Lembrem-se que estas sugestões precisam se adaptar para cada fase de desenvolvimento da criança.

  • Conversem sobre como nós, humanos, ainda não conseguimos resolver todos os nossos problemas de relacionamento. Deem exemplos práticos do dia a dia, coisas próximas que a criança já teve contato.
  • Expliquem que, por causa de nossas desavenças, a humanidade já passou por muitos problemas, inclusive por muitas guerras. Nesse ponto é possível contar alguma história, trazer algum mito que aborde algum tipo de conflito.
  • Busquem fundamentar valores, indiquem para a criança como é importante tentarmos resolver nossos conflitos, pois quanto mais tivermos êxito nisso, mais próximos estaremos de viver em um mundo de paz.
  • Mostrem que, mesmo quando seres humanos estão brigando por qualquer motivo, nós seguimos em frente, com esperança, vontade de aprender e de fazer do mundo um lugar melhor.
  • Sobre o conflito atual, é importante mostrar para a criança o quanto ficamos tristes com isso, mas também mostrar que o mundo ainda passa por guerras como essa, mas que aqui estamos seguros e tocando a nossa vida normalmente (Para crianças com um repertório maior sugiro mostrar um mapa, como o Google Earth, indicando onde fica o Brasil, a Europa e onde está acontecendo no momento a guerra, e o quanto é longe de onde vivemos).
  • Indiquem presença, deixando claro para a criança que elas podem falar do assunto sempre que sentirem necessidade.
  • Para crianças mais velhas e adolescentes que possuem uma maior desenvoltura para elaborar complexidades sobre a atual conjuntura: Conversem mais sobre o assunto, sanando dúvidas, trazendo informações mais elaboradas, pesquisando e estudando juntos, mas sempre buscando enquanto perspectiva valores que possam atribuir sentido e aprendizado a partir deste contexto.

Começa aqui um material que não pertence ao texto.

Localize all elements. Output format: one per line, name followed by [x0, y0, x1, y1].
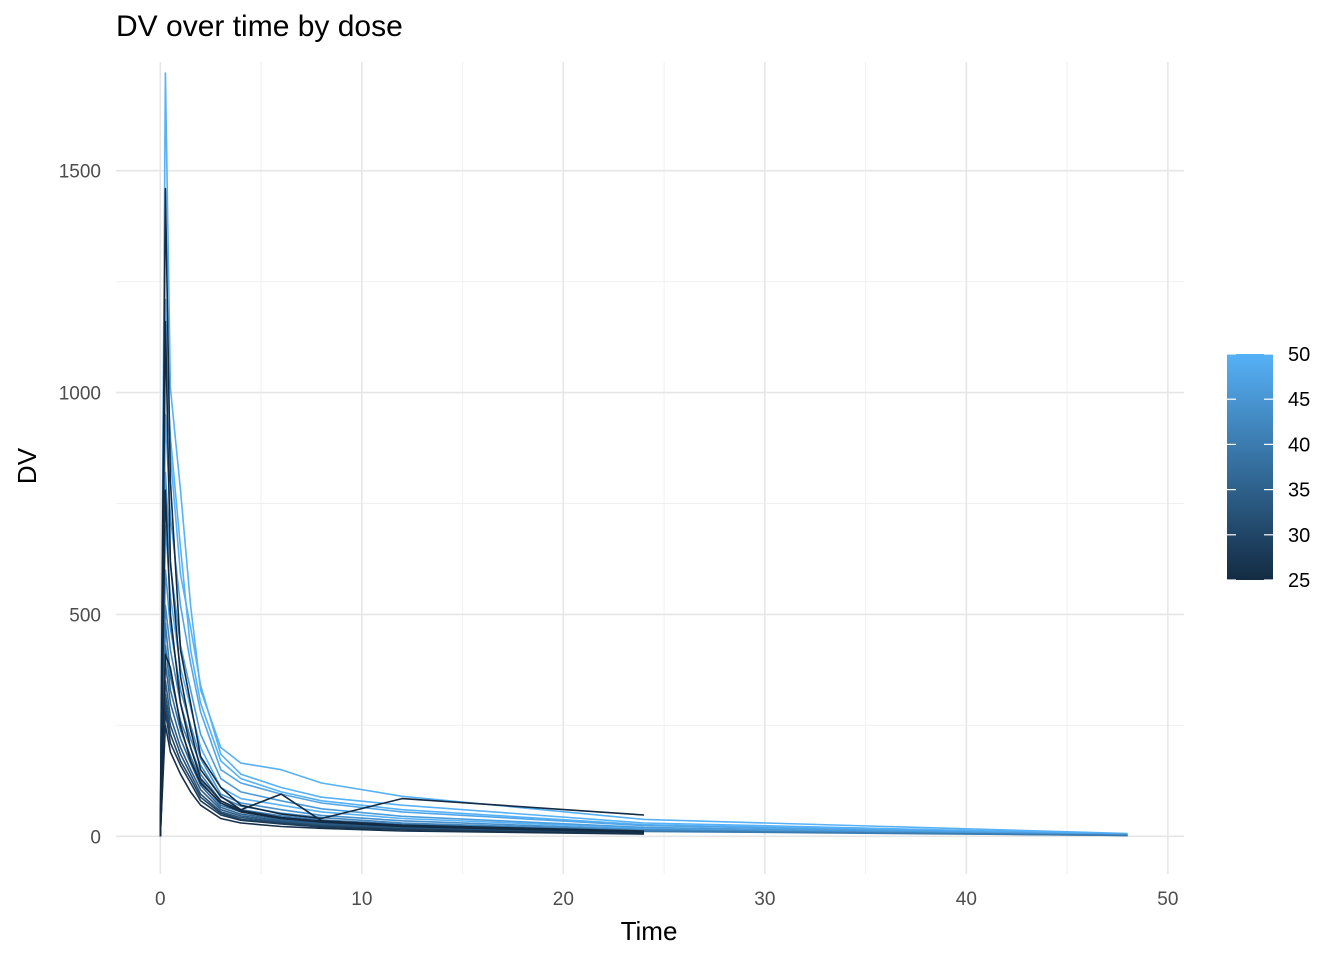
grid	[116, 62, 1184, 874]
series-line	[159, 693, 645, 837]
series-line	[159, 347, 1128, 837]
series-line	[159, 524, 1128, 837]
colorbar	[1227, 354, 1273, 580]
colorbar-tick-label: 35	[1288, 480, 1310, 502]
series-line	[159, 569, 1128, 837]
y-axis-ticks: 0 500 1000 1500	[59, 162, 101, 849]
series-line	[159, 413, 1128, 837]
series-line	[159, 702, 645, 837]
series-line	[159, 622, 1128, 837]
colorbar-tick-label: 50	[1288, 344, 1310, 366]
x-tick-label: 0	[155, 889, 166, 910]
colorbar-tick-label: 45	[1288, 389, 1310, 411]
x-axis-label: Time	[621, 916, 678, 946]
x-tick-label: 30	[754, 889, 775, 910]
series-line	[159, 724, 645, 837]
chart-title: DV over time by dose	[116, 10, 403, 43]
colorbar-ticks: 25 30 35 40 45 50	[1227, 344, 1310, 592]
colorbar-tick-label: 25	[1288, 570, 1310, 592]
x-axis-ticks: 0 10 20 30 40 50	[155, 889, 1178, 910]
colorbar-tick-label: 40	[1288, 434, 1310, 456]
y-tick-label: 500	[69, 605, 101, 626]
x-tick-label: 20	[553, 889, 574, 910]
colorbar-tick-label: 30	[1288, 525, 1310, 547]
y-axis-label: DV	[12, 447, 42, 484]
series-line	[159, 711, 645, 837]
series-line	[159, 604, 1128, 837]
series-lines	[159, 72, 1128, 837]
x-tick-label: 50	[1157, 889, 1178, 910]
color-legend: 25 30 35 40 45 50	[1227, 344, 1310, 592]
series-line	[159, 471, 1128, 837]
series-line	[159, 680, 645, 837]
x-tick-label: 10	[351, 889, 372, 910]
series-line	[159, 72, 1128, 837]
series-line	[159, 187, 645, 837]
series-line	[159, 489, 645, 837]
y-tick-label: 0	[90, 827, 101, 848]
y-tick-label: 1500	[59, 162, 101, 183]
x-tick-label: 40	[956, 889, 977, 910]
series-line	[159, 320, 645, 837]
y-tick-label: 1000	[59, 384, 101, 405]
series-line	[159, 298, 1128, 837]
series-line	[159, 653, 645, 837]
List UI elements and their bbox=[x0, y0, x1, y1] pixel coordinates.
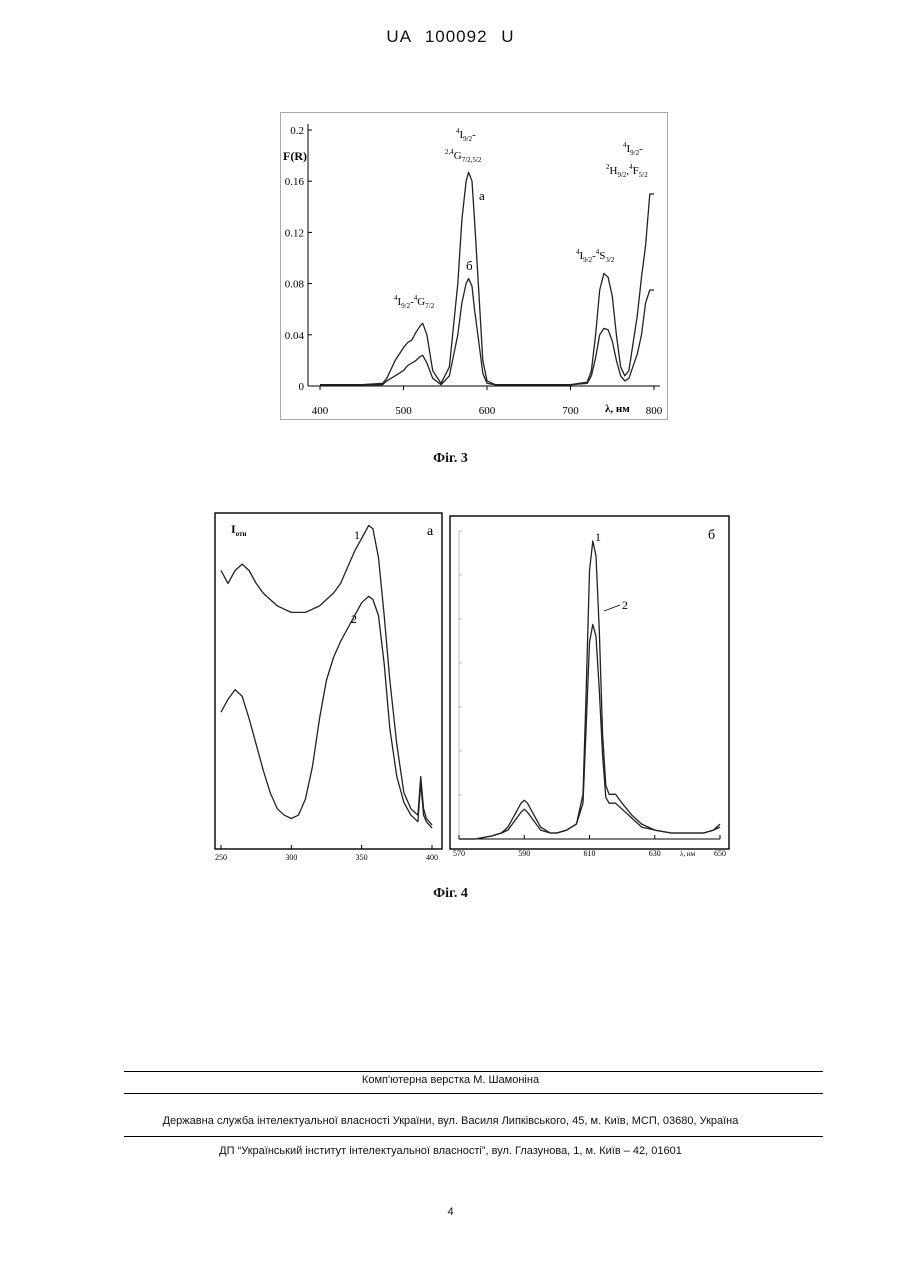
fig4b-x-tick-label: 630 bbox=[649, 849, 661, 858]
fig3-y-tick-label: 0.2 bbox=[290, 125, 304, 137]
fig4b-series-1-line bbox=[459, 541, 720, 839]
fig4a-series-1-line bbox=[221, 525, 432, 825]
fig3-transition-label-4a: 4I9/2- bbox=[623, 141, 643, 157]
footer-agency: Державна служба інтелектуальної власност… bbox=[0, 1115, 901, 1127]
fig3-transition-label-3: 4I9/2-4S3/2 bbox=[576, 248, 615, 264]
fig4b-series-2-line bbox=[459, 624, 720, 839]
footer-rule-1 bbox=[124, 1071, 823, 1072]
fig4b-curve2-label: 2 bbox=[622, 598, 628, 612]
fig4a-y-label: Iотн bbox=[231, 522, 247, 538]
fig4a-x-tick-label: 400 bbox=[426, 853, 438, 862]
fig3-x-unit-label: λ, нм bbox=[605, 403, 630, 415]
fig3-transition-label-1: 4I9/2-4G7/2 bbox=[394, 294, 435, 310]
footer-rule-2 bbox=[124, 1093, 823, 1094]
fig3-transition-label-2a: 4I9/2- bbox=[456, 127, 476, 143]
fig4b-x-tick-label: 590 bbox=[518, 849, 530, 858]
fig4-caption: Фіг. 4 bbox=[0, 886, 901, 902]
page-number: 4 bbox=[0, 1206, 901, 1218]
fig3-caption: Фіг. 3 bbox=[0, 451, 901, 467]
fig3-x-tick-label: 700 bbox=[562, 405, 579, 417]
patent-number: UA 100092 U bbox=[0, 27, 901, 47]
fig3-y-tick-label: 0.08 bbox=[285, 279, 305, 291]
fig3-curve-a-label: а bbox=[479, 188, 485, 203]
fig4b-curve2-pointer bbox=[604, 605, 620, 611]
fig3-curve-b-label: б bbox=[466, 258, 473, 273]
fig4a-curve2-label: 2 bbox=[351, 612, 357, 626]
fig3-y-label: F(R) bbox=[283, 149, 307, 163]
footer-institute: ДП “Український інститут інтелектуальної… bbox=[0, 1145, 901, 1157]
fig4a-x-tick-label: 300 bbox=[285, 853, 297, 862]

O que faz realmente a diferença é atravessarmos esse momento juntos. Conversar trás alívio, esclarecimento e segurança.

Não deixem suas crianças apenas fantasiando. Acolham e aproveitem a oportunidade para ensinar valores.

Assim uma crise pode ser uma oportunidade de aprendizado.

Fiquem todos bem, se cuidem e cuidem de seus próximos.